If you are a marketing professional or a brand manager phrases like – trust, brand perception, brand segmentation, brand loyalty et al will be relatable isn’t it? All these product/ brand management jargons are applicable to Employer Brand as well. Like I said, just affirm that your product is an employer.
To my mind, the simple actionable to develop and maintain a good employer brand is to uphold the ‘psychological contract’. This is a contract which an organisation unconsciously gets into with a new employee. It talks about the promises that the company (brand) makes with the potential employee (product), be it career growth, coaching & mentoring, open culture, compensation etc. If the new employee senses that the organisation has breached this contract, the dissatisfaction creeps in and ultimately she/he will quit and will be a potential negative critique in the industry thus hampering your employer brand.
There are a few other important facets of deploying and maintaining the employer brand. The most important point is the clarity from the leadership team on how they would want the potential employees to perceive the brand as. Once the apex team is clear with the brief, it’s time to analyse and take a stock of the current employer brand perception – internally as well as externally.

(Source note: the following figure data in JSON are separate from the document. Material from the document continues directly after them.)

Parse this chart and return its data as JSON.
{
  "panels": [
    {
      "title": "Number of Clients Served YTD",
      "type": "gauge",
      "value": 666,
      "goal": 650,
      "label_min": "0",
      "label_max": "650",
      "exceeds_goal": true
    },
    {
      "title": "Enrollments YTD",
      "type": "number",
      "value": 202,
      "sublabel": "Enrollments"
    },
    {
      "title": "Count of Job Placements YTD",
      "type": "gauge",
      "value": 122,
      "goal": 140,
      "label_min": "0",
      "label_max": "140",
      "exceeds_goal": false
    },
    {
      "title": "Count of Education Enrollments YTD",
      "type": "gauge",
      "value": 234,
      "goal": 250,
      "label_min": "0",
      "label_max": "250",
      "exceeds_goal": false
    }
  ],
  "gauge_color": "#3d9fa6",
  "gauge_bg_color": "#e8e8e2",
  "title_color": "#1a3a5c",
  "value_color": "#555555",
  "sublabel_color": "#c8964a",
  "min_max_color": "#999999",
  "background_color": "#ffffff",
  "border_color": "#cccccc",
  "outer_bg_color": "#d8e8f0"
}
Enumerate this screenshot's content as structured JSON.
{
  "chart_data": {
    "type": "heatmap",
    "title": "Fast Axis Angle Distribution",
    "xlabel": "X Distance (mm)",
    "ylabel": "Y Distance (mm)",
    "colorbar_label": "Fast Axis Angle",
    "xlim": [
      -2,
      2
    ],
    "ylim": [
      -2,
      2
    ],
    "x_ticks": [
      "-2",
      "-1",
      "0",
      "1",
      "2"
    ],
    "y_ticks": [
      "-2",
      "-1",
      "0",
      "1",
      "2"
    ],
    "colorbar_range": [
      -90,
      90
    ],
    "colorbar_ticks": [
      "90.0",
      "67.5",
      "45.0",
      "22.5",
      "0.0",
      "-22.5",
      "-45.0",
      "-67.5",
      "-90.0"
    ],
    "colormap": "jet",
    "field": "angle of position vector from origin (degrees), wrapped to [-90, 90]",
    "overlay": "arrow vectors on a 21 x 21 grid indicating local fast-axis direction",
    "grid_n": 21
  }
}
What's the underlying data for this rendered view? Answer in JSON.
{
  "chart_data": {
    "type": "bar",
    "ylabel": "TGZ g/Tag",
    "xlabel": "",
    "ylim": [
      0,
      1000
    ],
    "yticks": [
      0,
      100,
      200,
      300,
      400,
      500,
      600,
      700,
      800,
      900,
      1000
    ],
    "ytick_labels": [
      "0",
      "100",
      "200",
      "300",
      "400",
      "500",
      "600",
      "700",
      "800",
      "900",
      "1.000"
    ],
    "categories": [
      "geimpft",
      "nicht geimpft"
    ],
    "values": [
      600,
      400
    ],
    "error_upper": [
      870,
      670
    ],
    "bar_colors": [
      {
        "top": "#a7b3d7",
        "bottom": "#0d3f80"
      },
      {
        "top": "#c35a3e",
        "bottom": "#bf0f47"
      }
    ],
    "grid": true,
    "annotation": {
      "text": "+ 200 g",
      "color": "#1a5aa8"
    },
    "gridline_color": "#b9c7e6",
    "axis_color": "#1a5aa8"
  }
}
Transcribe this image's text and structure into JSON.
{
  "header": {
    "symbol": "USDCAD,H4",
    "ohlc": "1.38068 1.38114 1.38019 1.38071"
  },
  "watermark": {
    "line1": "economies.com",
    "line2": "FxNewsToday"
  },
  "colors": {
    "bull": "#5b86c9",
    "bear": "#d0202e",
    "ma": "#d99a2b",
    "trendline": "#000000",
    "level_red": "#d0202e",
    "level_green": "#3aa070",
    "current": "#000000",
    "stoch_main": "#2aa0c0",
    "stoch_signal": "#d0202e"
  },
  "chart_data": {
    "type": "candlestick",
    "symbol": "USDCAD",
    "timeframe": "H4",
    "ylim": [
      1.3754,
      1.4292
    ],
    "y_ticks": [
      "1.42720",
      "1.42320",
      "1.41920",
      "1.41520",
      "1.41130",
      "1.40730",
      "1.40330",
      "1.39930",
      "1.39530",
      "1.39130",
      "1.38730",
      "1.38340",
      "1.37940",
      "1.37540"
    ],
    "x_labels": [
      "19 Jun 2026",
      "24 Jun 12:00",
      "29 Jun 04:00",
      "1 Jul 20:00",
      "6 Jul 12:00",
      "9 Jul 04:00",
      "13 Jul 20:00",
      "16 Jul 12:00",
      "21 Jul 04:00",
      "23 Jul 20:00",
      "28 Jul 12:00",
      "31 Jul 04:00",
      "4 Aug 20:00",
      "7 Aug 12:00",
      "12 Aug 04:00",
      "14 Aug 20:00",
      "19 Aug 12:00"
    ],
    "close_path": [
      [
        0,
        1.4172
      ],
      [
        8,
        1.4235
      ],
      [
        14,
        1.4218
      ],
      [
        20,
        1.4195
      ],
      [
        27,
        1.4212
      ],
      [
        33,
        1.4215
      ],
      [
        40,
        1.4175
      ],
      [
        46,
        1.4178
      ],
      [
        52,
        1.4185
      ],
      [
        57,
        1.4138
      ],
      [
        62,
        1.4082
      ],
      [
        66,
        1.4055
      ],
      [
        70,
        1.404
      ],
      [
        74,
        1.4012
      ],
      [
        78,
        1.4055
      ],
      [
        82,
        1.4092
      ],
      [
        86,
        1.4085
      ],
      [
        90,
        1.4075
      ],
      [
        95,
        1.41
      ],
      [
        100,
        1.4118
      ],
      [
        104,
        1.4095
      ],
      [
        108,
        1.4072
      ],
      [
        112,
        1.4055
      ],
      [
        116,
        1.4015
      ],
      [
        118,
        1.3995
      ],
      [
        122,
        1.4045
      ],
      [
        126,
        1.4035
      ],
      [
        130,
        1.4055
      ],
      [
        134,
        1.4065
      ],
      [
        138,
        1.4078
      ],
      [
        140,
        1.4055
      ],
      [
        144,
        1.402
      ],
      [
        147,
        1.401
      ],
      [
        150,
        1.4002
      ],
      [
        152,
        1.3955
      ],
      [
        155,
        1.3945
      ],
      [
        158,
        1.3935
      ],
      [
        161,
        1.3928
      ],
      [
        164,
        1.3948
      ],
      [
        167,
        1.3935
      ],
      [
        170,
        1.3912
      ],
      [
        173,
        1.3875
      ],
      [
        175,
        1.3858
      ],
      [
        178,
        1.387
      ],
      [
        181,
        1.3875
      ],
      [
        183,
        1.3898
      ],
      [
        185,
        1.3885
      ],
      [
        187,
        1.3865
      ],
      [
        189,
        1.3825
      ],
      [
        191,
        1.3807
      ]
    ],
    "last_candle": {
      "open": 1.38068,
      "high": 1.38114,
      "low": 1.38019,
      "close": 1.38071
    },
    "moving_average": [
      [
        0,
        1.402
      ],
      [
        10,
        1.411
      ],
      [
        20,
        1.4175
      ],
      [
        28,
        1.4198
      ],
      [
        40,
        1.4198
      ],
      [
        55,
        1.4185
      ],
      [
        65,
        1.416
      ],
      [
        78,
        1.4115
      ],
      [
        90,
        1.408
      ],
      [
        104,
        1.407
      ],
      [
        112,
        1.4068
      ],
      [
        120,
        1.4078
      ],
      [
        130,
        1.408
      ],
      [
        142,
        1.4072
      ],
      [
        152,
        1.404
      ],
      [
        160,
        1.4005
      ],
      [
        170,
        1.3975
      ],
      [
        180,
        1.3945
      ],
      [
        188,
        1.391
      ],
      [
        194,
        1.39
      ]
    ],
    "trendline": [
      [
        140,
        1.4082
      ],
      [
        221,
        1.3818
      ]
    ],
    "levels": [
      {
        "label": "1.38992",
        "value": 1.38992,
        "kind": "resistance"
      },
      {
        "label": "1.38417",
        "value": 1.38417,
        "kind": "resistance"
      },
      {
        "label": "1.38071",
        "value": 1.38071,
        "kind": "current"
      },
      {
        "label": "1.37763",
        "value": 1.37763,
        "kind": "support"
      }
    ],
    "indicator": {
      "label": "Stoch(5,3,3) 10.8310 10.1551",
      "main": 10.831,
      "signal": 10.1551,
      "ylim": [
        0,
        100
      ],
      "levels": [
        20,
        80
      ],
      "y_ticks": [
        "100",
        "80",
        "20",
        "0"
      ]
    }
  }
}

Gaps are bound to linger which will give a fair amount of idea on the future course of action. Firstly, internal improvements projects, irrespective of the functions need to be taken up to align the internal perception to the brand brief. But this won’t be an overnight affair and might take months. Once this is fixed it’s all about communicating this perception, which to some extent is now a reality inside the company, outside. The external communication plan has to be meticulously crafted and executed and should have a 360 degree approach; ideally no external brand touch point should be undermined and left out. Once we are able to do this successfully, chances are that you might actually get what you want, the targeted or potential employees.
Now comes the most important part, living up to your created perception, your promise - The Psychological Contract. The organisation needs to develop a clear process of defining and tapping into the experience of the employees to figure out the gaps in the adherence of the psychological contract. If this process is done well, the organisation can keep executing the improvement actionable pointers, which will keep reducing the gap between the perception and the reality and the ‘desired brand’ will live on!
In the end, if this concept is given the due credit by the leadership team, it can dig deep in any area of the organisation only to deploy constructive criticism which will help drive the ‘brand performance.’